The excessive advertising also results in waste of paper and waste of time, wasted computer power and disk space, lighted advertising making light pollution, etc. This is in addition to issues of happiness, dishonesty, etc.

Yes, that would be an example of an acceptable advertising, and is better than what they usually do too much instead.

I would agree, that I would rather not suffer imposed advertising I did not ask for even if missing out some products.

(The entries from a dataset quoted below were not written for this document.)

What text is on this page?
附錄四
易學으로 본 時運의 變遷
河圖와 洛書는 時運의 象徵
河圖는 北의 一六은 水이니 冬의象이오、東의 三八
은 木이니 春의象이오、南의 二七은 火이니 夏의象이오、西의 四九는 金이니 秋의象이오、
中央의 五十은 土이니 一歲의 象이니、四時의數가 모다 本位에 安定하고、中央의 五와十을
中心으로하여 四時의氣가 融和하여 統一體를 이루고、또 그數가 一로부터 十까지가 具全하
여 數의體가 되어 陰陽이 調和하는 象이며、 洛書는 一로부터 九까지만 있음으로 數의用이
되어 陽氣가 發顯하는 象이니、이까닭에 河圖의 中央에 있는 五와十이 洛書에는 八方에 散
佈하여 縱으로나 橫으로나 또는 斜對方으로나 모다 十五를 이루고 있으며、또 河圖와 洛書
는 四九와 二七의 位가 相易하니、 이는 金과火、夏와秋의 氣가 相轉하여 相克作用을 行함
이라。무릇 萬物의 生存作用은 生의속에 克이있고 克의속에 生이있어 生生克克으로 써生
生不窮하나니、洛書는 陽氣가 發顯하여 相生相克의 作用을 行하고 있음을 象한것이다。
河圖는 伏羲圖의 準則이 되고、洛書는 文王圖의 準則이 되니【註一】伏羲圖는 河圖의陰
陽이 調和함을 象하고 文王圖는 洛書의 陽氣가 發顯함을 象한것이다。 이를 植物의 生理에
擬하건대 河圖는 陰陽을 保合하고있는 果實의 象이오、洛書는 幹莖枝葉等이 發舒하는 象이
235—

However, you can have e.g. a magazine that lists computer parts if you want to buy that (as mentioned by another comment), or in a restaurant that has a sign on the wall (or a printed menu) indicating new items, or a news paper might have a section relating to restaurants or movies or whatever else you might want to buy, or there might be publications that specialize in these things if you are deliberately trying to look for them. They should not need to put advertising anywhere, and they should not need to make it excessive or abusive or dishonest like they do, etc.

(Products that they advertise way too much often have some problems other than just the advertising, too.)


Okay, thw question then becomes: How do we get people to deliberatly look?

Say I have this stunning webshop with margins smaller than bezos toilet breaks. How do I survive out there in the jungle?


> Okay, thw question then becomes: How do we get people to deliberatly look?

You don't. Because you don't get to manipulate my attention. That simple.